Da quel giorno la vita di Abby è cambiata radicalmente, e anche quella di molte persone, inclusi molti ex-colleghi alla Planned Parenthood, che sono riusciti, grazie ad Abby, a divincolarsi dalla trappola mentale dell’aborto come pratica per la salute riproduttiva della donna e hanno deciso di smettere di lavorare per la morte. La realtà descritta da Abby nel suo libro è eloquente. Negli otto anni in cui lei ha lavorato alla clinica, è stata l’unica ad avere figli, lottando ogni giorno per respingere le pressioni che le venivano fatte per interrompere la gravidanza; l’unica ad avere un figlio, ma non l’unica a essere rimasta incinta: la clinica offre gratuitamente l’aborto alle sue dipendenti “incidentate”... Questo come donna. E, come direttrice, il fatto di dover rispondere alla logica del mercato: cercare di aumentare il più possibile il numero degli aborti effettuati in clinica, fino a sponsorizzarne circa 22.000 nei suoi otto anni di lavoro.

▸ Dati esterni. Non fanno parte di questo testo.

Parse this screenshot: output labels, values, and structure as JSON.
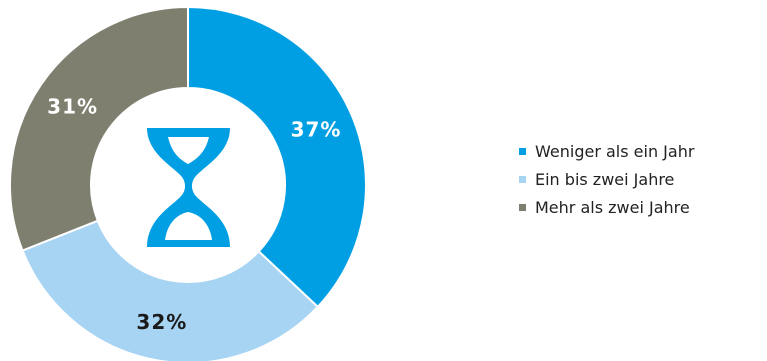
{
  "chart_data": {
    "type": "pie",
    "style": "donut",
    "categories": [
      "Weniger als ein Jahr",
      "Ein bis zwei Jahre",
      "Mehr als zwei Jahre"
    ],
    "values": [
      37,
      32,
      31
    ],
    "labels": [
      "37%",
      "32%",
      "31%"
    ],
    "colors": [
      "#009fe3",
      "#a8d4f4",
      "#7f7f6f"
    ],
    "label_colors": [
      "#ffffff",
      "#1a1a1a",
      "#ffffff"
    ],
    "legend_position": "right",
    "center_icon": "hourglass-icon",
    "icon_color": "#009fe3"
  }
}
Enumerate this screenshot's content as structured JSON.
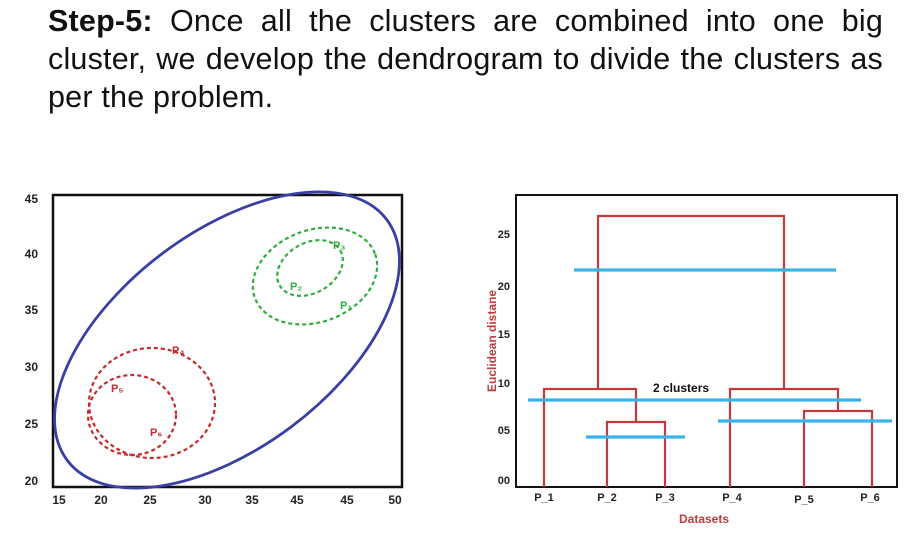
{
  "heading": {
    "step_label": "Step-5:",
    "text": "Once all the clusters are combined into one big cluster, we develop the dendrogram to divide the clusters as per the problem."
  },
  "scatter": {
    "y_ticks": [
      "45",
      "40",
      "35",
      "30",
      "25",
      "20"
    ],
    "x_ticks": [
      "15",
      "20",
      "25",
      "30",
      "35",
      "45",
      "45",
      "50"
    ],
    "points": {
      "p3": "P₃",
      "p2": "P₂",
      "p1": "P₁",
      "p4": "P₄",
      "p5": "P₅",
      "p6": "P₆"
    },
    "colors": {
      "outer": "#3a3fa5",
      "green": "#2fae3f",
      "red": "#c42b2b"
    }
  },
  "dendrogram": {
    "ylabel": "Euclidean distane",
    "xlabel": "Datasets",
    "y_ticks": [
      "25",
      "20",
      "15",
      "10",
      "05",
      "00"
    ],
    "leaves": [
      "P_1",
      "P_2",
      "P_3",
      "P_4",
      "P_5",
      "P_6"
    ],
    "annotation": "2 clusters",
    "colors": {
      "tree": "#c23a3a",
      "cut": "#3ab4e8",
      "xlabel": "#c23a3a"
    }
  }
}
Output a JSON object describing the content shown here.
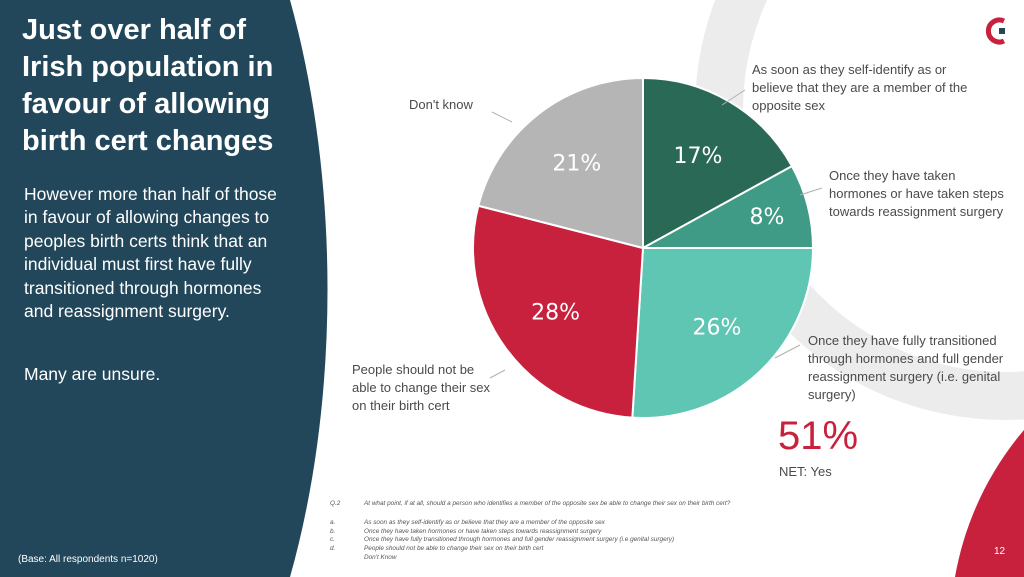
{
  "slide": {
    "headline": "Just over half of Irish population in favour of allowing birth cert changes",
    "body": "However more than half of those in favour of allowing changes to peoples birth certs think that an individual must first have fully transitioned through hormones and reassignment surgery.",
    "body2": "Many are unsure.",
    "base_note": "(Base: All respondents n=1020)",
    "page_number": "12"
  },
  "colors": {
    "left_panel": "#22475a",
    "accent_red": "#c8213d",
    "bg_arc": "#ececec"
  },
  "chart_data": {
    "type": "pie",
    "slices": [
      {
        "label": "As soon as they self-identify as or believe that they are a member of the opposite sex",
        "value": 17,
        "display": "17%",
        "color": "#2a6956"
      },
      {
        "label": "Once they have taken hormones or have taken steps towards reassignment surgery",
        "value": 8,
        "display": "8%",
        "color": "#3f9b86"
      },
      {
        "label": "Once they have fully transitioned through hormones and full gender reassignment surgery (i.e. genital surgery)",
        "value": 26,
        "display": "26%",
        "color": "#5ec6b3"
      },
      {
        "label": "People should not be able to change their sex on their birth cert",
        "value": 28,
        "display": "28%",
        "color": "#c8213d"
      },
      {
        "label": "Don't know",
        "value": 21,
        "display": "21%",
        "color": "#b5b5b5"
      }
    ],
    "net": {
      "value": "51%",
      "label": "NET: Yes"
    }
  },
  "question": {
    "number": "Q.2",
    "text": "At what point, if at all, should a person who identifies a member of the opposite sex be able to change their sex on their birth cert?",
    "options": [
      {
        "key": "a.",
        "text": "As soon as they self-identify as or believe that they are a member of the opposite sex"
      },
      {
        "key": "b.",
        "text": "Once they have taken hormones or have taken steps towards reassignment surgery"
      },
      {
        "key": "c.",
        "text": "Once they have fully transitioned through hormones and full gender reassignment surgery (i.e genital surgery)"
      },
      {
        "key": "d.",
        "text": "People should not be able to change their sex on their birth cert"
      },
      {
        "key": "",
        "text": "Don't Know"
      }
    ]
  }
}
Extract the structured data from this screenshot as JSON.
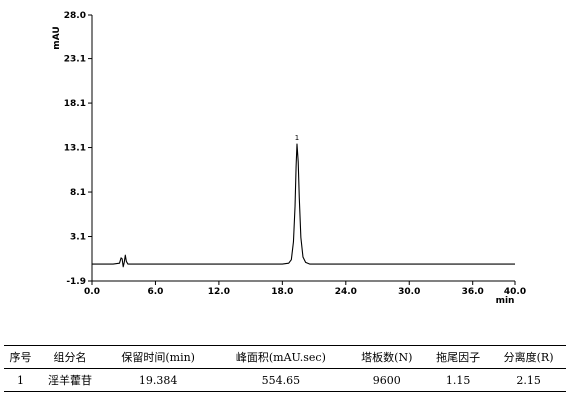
{
  "chart_data": {
    "type": "line",
    "title": "",
    "ylabel": "mAU",
    "xlabel": "min",
    "xlim": [
      0.0,
      40.0
    ],
    "ylim": [
      -1.9,
      28.0
    ],
    "xticks": [
      "0.0",
      "6.0",
      "12.0",
      "18.0",
      "24.0",
      "30.0",
      "36.0",
      "40.0"
    ],
    "xtick_values": [
      0,
      6,
      12,
      18,
      24,
      30,
      36,
      40
    ],
    "yticks": [
      "-1.9",
      "3.1",
      "8.1",
      "13.1",
      "18.1",
      "23.1",
      "28.0"
    ],
    "ytick_values": [
      -1.9,
      3.1,
      8.1,
      13.1,
      18.1,
      23.1,
      28.0
    ],
    "grid": false,
    "series": [
      {
        "x": [
          0.0,
          2.0,
          2.6,
          2.75,
          2.85,
          2.95,
          3.05,
          3.15,
          3.25,
          3.4,
          3.6,
          5.0,
          8.0,
          12.0,
          16.0,
          18.0,
          18.6,
          18.85,
          19.05,
          19.2,
          19.3,
          19.384,
          19.5,
          19.6,
          19.75,
          19.95,
          20.2,
          20.6,
          22.0,
          26.0,
          30.0,
          34.0,
          38.0,
          40.0
        ],
        "y": [
          0.0,
          0.0,
          0.1,
          0.7,
          0.6,
          -0.3,
          0.2,
          1.0,
          0.3,
          0.0,
          0.0,
          0.0,
          0.0,
          0.0,
          0.0,
          0.0,
          0.1,
          0.5,
          2.5,
          6.5,
          11.0,
          13.5,
          11.5,
          7.5,
          3.0,
          0.8,
          0.2,
          0.0,
          0.0,
          0.0,
          0.0,
          0.0,
          0.0,
          0.0
        ]
      }
    ],
    "annotations": [
      {
        "text": "1",
        "x": 19.384,
        "y": 13.5
      }
    ]
  },
  "table": {
    "headers": [
      "序号",
      "组分名",
      "保留时间(min)",
      "峰面积(mAU.sec)",
      "塔板数(N)",
      "拖尾因子",
      "分离度(R)"
    ],
    "rows": [
      [
        "1",
        "淫羊藿苷",
        "19.384",
        "554.65",
        "9600",
        "1.15",
        "2.15"
      ]
    ]
  }
}
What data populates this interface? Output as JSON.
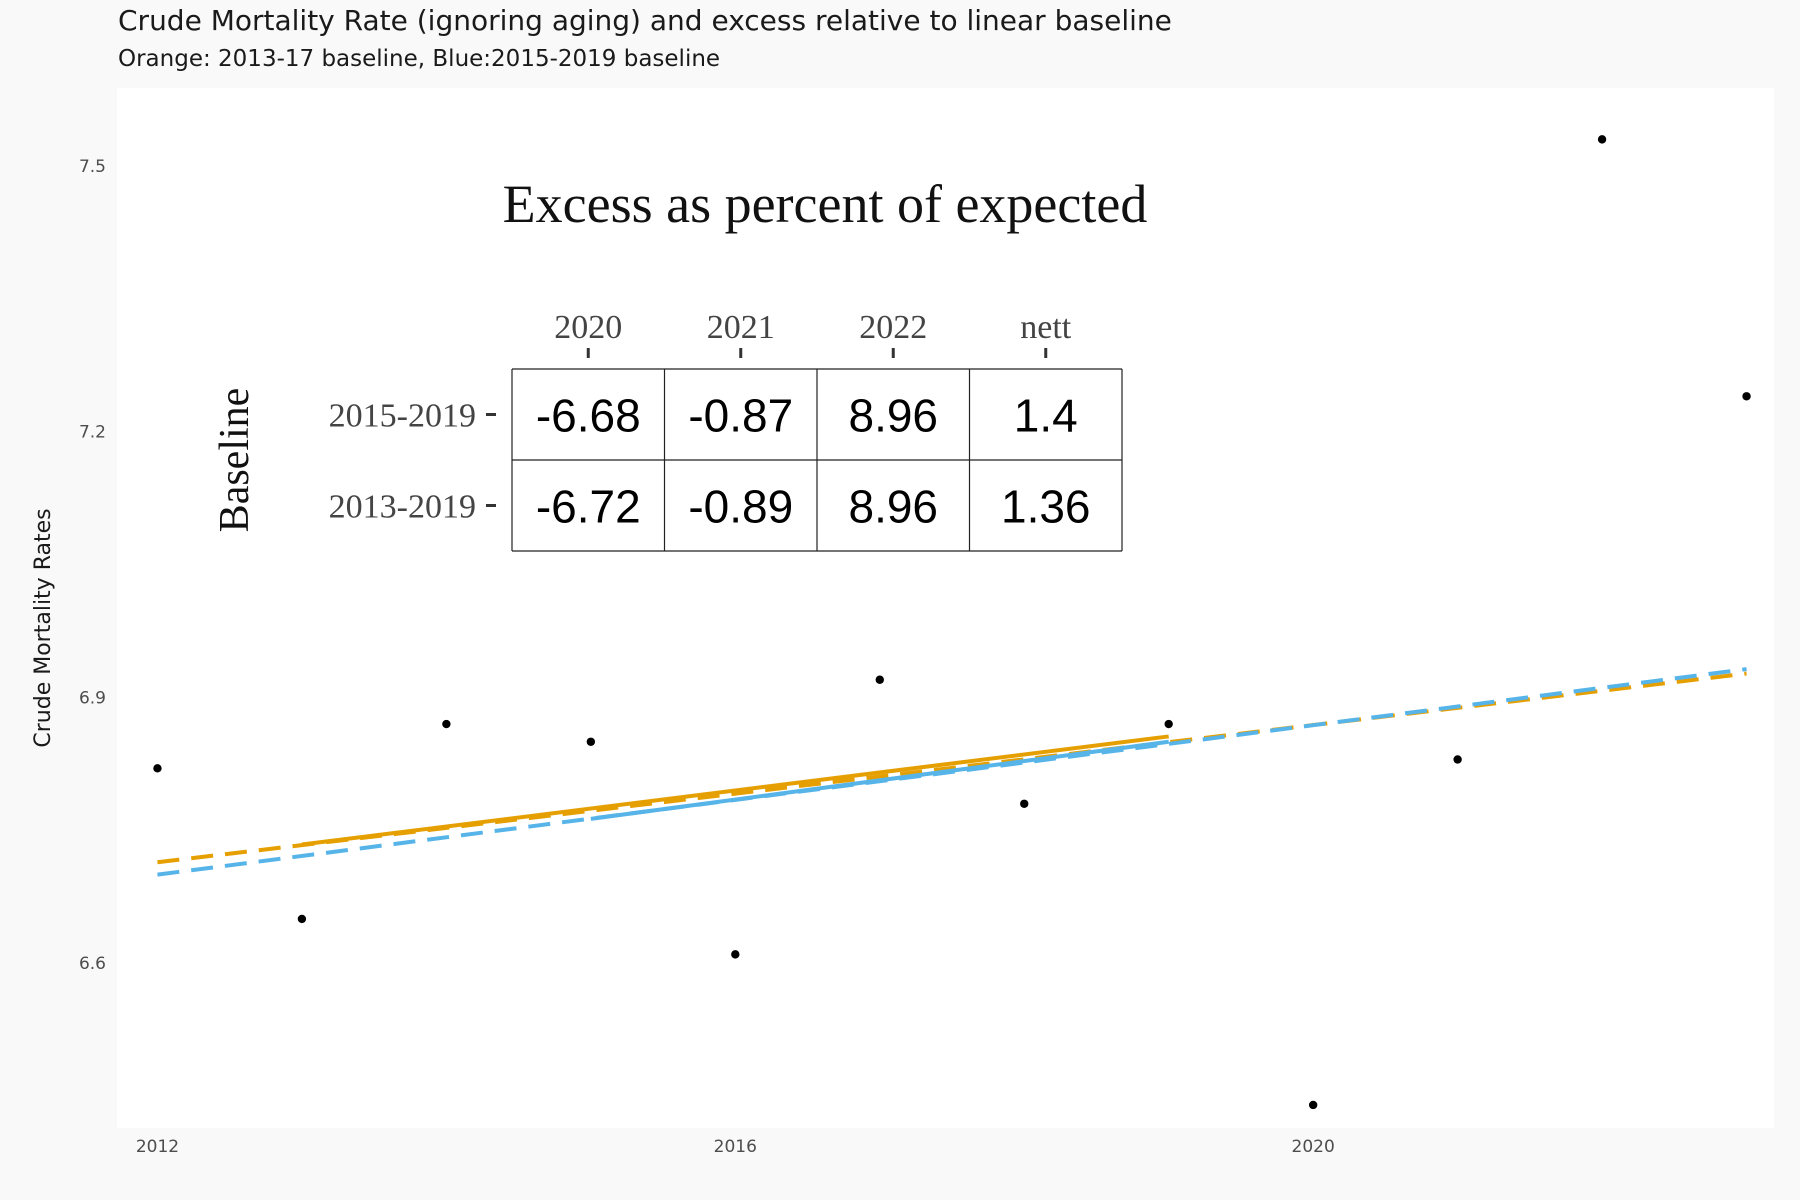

Anche la vita di Ashley Bratcher è cambiata. Ashley è attrice e la Provvidenza ha voluto che fosse lei a interpretare il ruolo di Abby nel film Unplanned, ispirato all’omonimo libro, che uscirà quest’anno in primavera negli Stati Uniti. La lettura del libro la colpì profondamente; ma non è “solo” questo il punto. Ashley, che era già partita per l’Oklahoma per le registrazioni, venne contattata dalla madre, con la quale non aveva un ottimo rapporto. Ashley, che era dovuta partire in fretta e furia, e non aveva detto nulla alla madre, decise di raccontarle la sua nuova avventura. Al termine del racconto della storia di Abby, Ashley sentì la madre piangere in modo incontrollato, fino a raccontarle che all’età di 16 anni aveva deciso di abortire. Quando, tre anni più tardi, scoprì di essere incinta di Ashley, decise nuovamente di abortire, ma, mentre era già pronta sul lettino della clinica, sentì dentro di sé che non avrebbe mai più fatto una cosa simile; scese dal lettino e scelse così la vita di Ashley. Questione di qualche minuto, di una scelta fatta nel solco dell’errore passato, e Ashley non sarebbe stata. E invece la vita di Ashley è andata avanti per incrociarsi con quella di Abby; sono divenute due importanti pedine del grande movimento pro-life americano e stanno mettendo in crisi il sistema abortivo della Planned Parenthood.

“Mentre guardavi, una pietra si staccò, ma non spinta da una mano, e colpì i piedi di ferro e d’argilla della statua e li frantumò. Allora si frantumarono anche il ferro, l’argilla, il bronzo, l’argento e l’oro e divennero come la pula sulle aie d’estate. Il vento li portò via e non se ne trovò più traccia” (Dn 2, 34-35).